Bug 2032247

Summary: [RFE] assign specific slots in the pci passthrough of GPU physical PCI devices
Product: Red Hat OpenStack Reporter: Chorong Park <chopark>
Component: openstack-novaAssignee: OSP DFG:Compute <osp-dfg-compute>
Status: CLOSED WONTFIX QA Contact: OSP DFG:Compute <osp-dfg-compute>
Severity: medium Docs Contact:
Priority: unspecified    
Version: 16.1 (Train)CC: alifshit, dasmith, eglynn, jhakimra, kchamart, osp-dfg-compute, sbaker, sbauza, sgordon, smooney, vromanso, yocha
Target Milestone: ---   
Target Release: ---   
Hardware: x86_64   
OS: Linux   
Whiteboard:
Fixed In Version: Doc Type: If docs needed, set a value
Doc Text:
Story Points: ---
Clone Of: Environment:
Last Closed: 2022-01-04 16:20:28 UTC Type: Bug
Regression: --- Mount Type: ---
Documentation: --- CRM:
Verified Versions: Category: ---
oVirt Team: --- RHEL 7.3 requirements from Atomic Host:
Cloudforms Team: --- Target Upstream Version:
Embargoed:

Description Chorong Park 2021-12-14 09:03:25 UTC
Description of problem:

When assigning a physical PCI device to an instance in the current PCI passthrough method, distinguishing the device is divided only into vendor_id and product_id.
Assuming that both vendor_id and product_id have two same GPU, if the first slot has to be assigned to an instance unconditionally, the randomness of the PCI passthrough has to repeat several times until the first slot is assigned.
Because of this, it takes a lot of time and cannot provide instance immediately. 
Therefore, even if it is the same PCI device, it is necessary to add a function to designate and assign specific slots in the pci passthrough of GPU physical PCI devices

Version-Release number of selected component (if applicable):

Red Hat OpenStack Platform 16.1


How reproducible:



Steps to Reproduce:
1.
2.
3.

Actual results:

It is impossible to assign specific slots in the pci passthrough of GPU physical PCI devices


Expected results:

Unique the pci passthrough device with name 

It is possible to assign specific slots in the pci passthrough of GPU physical PCI devices


Additional info:


there is no name tag and i cannot create an alias with a reference to an address for specific slots in the pci passthrough of GPU physical PCI devices

Comment 1 Artom Lifshitz 2021-12-15 16:32:05 UTC
Our documentation doesn't make it super clear, but it is possible to use the `address` specifier in the PCI passthrough configuration [1]. The upstream documentation looks clearer in that regard. Does that fulfill the customer's use case?

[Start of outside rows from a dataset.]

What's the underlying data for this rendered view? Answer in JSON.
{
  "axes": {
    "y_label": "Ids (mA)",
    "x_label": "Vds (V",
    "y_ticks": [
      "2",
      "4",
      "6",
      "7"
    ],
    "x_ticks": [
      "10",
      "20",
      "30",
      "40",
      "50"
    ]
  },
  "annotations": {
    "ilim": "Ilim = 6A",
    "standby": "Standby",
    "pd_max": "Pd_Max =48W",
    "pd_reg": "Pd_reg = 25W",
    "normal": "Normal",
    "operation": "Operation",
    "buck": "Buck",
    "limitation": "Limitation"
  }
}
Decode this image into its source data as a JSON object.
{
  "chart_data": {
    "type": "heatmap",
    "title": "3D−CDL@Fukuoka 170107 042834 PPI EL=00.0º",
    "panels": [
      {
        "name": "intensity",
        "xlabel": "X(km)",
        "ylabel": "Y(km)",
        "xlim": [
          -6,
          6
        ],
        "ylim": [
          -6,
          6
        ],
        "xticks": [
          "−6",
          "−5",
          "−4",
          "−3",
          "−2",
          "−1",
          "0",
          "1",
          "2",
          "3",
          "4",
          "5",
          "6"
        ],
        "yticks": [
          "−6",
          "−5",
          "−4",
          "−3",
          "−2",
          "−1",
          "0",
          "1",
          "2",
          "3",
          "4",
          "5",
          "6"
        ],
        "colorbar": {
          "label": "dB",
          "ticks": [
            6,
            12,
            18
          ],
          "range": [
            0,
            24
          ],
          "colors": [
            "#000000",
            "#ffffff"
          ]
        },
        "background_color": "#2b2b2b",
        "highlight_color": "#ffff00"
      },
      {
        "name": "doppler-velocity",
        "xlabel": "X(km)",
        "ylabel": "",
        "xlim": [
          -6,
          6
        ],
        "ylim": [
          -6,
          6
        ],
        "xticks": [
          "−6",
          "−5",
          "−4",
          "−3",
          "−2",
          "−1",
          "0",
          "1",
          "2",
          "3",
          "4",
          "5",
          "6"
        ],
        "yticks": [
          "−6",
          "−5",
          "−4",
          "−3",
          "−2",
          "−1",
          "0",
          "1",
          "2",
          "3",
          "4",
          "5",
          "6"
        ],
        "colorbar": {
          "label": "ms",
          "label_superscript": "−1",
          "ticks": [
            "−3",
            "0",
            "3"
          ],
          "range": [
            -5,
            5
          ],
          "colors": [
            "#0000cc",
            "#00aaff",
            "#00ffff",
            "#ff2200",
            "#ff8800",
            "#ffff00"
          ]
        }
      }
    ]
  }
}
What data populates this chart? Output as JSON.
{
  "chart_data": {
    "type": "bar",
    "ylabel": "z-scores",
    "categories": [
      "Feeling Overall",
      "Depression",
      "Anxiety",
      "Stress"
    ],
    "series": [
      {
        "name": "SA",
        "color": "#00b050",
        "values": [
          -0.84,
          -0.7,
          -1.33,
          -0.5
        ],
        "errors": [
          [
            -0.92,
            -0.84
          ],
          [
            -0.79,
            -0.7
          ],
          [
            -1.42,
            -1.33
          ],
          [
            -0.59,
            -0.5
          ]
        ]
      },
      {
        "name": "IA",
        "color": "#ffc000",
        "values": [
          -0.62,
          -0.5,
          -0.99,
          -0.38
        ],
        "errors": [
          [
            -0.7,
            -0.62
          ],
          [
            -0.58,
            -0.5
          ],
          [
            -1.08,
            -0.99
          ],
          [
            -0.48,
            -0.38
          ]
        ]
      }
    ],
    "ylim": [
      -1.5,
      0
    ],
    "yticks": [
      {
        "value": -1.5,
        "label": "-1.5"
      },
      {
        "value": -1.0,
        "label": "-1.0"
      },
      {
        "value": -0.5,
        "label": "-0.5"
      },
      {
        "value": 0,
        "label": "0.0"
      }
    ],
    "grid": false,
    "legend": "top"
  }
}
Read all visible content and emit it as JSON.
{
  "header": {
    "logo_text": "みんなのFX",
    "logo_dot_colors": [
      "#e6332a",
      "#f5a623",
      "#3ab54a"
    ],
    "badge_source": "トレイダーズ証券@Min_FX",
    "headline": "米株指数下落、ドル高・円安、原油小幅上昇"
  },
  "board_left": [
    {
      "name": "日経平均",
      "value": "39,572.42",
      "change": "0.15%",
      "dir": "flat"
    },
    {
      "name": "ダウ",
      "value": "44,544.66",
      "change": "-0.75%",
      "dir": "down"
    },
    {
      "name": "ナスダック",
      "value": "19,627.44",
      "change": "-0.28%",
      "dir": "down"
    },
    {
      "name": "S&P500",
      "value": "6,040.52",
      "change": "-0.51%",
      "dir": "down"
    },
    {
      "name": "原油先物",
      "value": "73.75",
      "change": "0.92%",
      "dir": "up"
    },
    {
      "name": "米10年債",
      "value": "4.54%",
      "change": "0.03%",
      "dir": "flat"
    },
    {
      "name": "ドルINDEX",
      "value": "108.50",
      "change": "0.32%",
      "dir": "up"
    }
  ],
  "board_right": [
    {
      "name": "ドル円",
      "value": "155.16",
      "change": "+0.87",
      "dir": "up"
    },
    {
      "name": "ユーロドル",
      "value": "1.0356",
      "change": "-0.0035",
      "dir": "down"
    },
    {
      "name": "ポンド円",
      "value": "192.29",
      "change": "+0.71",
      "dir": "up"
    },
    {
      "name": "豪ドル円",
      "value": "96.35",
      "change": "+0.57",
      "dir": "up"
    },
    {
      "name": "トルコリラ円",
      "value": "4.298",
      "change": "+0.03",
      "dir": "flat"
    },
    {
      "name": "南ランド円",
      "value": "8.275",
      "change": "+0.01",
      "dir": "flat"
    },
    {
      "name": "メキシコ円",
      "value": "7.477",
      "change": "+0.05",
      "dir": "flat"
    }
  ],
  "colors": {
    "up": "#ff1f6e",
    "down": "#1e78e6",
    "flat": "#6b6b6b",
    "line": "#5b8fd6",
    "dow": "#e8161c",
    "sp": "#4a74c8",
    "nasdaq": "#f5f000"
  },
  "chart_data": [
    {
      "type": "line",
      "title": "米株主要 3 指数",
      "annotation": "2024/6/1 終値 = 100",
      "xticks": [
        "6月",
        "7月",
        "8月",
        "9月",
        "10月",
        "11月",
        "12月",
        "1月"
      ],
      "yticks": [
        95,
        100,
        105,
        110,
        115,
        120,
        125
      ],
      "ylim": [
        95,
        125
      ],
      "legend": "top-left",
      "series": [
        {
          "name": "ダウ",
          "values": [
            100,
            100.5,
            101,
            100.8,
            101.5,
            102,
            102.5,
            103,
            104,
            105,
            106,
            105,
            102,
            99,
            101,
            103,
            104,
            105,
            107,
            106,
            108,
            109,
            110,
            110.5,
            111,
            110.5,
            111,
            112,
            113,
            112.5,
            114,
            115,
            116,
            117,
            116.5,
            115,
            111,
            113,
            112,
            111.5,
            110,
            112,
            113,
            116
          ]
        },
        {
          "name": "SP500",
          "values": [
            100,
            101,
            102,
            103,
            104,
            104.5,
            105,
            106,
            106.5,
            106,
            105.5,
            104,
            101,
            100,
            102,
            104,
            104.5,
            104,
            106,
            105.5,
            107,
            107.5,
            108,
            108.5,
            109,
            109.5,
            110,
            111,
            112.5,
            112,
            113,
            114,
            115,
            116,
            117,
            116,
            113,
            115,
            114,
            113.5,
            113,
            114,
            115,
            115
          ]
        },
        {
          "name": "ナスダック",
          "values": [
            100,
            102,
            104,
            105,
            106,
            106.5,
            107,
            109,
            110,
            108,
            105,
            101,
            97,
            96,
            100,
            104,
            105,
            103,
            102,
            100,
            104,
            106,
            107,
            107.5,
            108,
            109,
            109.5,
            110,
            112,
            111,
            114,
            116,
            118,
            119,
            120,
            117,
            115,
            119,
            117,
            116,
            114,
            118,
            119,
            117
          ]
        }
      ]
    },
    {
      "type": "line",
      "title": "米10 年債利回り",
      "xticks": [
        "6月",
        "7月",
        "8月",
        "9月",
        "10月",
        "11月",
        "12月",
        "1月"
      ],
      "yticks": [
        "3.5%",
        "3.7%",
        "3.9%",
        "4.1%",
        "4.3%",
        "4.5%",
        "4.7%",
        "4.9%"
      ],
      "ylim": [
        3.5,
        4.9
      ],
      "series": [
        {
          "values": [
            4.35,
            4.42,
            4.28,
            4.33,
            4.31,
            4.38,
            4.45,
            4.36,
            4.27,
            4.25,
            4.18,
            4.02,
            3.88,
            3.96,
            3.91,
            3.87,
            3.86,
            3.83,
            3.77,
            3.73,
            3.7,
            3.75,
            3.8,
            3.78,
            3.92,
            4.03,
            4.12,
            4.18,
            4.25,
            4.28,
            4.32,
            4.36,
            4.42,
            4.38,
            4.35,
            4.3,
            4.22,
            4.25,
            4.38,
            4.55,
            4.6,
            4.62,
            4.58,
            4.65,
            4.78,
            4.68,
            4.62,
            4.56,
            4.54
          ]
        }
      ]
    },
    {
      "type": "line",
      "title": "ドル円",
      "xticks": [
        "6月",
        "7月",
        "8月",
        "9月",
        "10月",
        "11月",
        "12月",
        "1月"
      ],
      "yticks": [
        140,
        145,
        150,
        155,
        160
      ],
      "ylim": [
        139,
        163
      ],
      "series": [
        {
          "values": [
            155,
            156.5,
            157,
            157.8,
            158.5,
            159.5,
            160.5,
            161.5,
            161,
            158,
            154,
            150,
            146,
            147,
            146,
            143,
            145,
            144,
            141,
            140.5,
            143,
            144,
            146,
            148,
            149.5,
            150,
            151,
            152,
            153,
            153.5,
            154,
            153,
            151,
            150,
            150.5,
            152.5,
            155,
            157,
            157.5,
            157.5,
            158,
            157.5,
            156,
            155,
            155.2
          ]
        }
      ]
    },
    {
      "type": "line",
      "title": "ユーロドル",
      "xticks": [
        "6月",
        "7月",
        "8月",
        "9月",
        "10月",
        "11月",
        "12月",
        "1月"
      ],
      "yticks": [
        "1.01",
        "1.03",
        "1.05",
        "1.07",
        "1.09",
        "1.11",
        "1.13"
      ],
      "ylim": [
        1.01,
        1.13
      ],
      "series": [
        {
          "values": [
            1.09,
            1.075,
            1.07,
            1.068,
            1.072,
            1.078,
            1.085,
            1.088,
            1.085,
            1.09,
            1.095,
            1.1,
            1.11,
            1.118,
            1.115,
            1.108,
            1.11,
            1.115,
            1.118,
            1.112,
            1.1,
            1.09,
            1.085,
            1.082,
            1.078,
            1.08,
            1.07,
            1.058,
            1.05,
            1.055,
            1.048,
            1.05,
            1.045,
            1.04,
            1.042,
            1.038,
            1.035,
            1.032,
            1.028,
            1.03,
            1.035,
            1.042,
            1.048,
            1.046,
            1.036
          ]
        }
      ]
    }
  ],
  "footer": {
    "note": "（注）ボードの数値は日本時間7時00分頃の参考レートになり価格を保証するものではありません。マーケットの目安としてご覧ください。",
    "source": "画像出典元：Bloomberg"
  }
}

[1] https://access.redhat.com/documentation/en-us/red_hat_openstack_platform/16.1/html/configuring_the_compute_service_for_instance_creation/assembly_configuring-pci-passthrough_pci-passthrough#ref_guidelines-for-configuring-novapcipassthrough_pci-passthrough
[2] https://docs.openstack.org/nova/train/admin/pci-passthrough.html#configure-nova-compute-compute

Comment 4 smooney 2022-01-04 16:20:28 UTC
This is not something that we intend to support in nova now or in the future
The ability for a guest to select or even know about the existence of a GPU at a specific host hardware address is
a violation of the cloud abstraction provided by OpenStack.

This feature and some others similar request have been reject several times upstream 

https://github.com/openstack/nova/blob/master/doc/source/contributor/project-scope.rst#driver-parity

"""
Our goal for the Nova API is to provide a consistent abstraction to access on demand compute resources. We are not aiming to expose all features of all hypervisors. Where the details of the underlying hypervisor leak through our APIs, we have failed in this goal, and we must work towards better abstractions that are more interoperable.
"""

allowing the guest to request a device a a specific host address would be leaking the detail of the hypervisor though the apis.

Comment 5 Artom Lifshitz 2022-01-04 16:37:26 UTC
Everything Sean said is true, but I want to dig a bit deeper into the use case. Can you elaborate as to why the specific GPU device matters? In other words, what does the GPU in slot 0000:01:00.0 have that the one in slot 0000:02:00.0 doesn't have?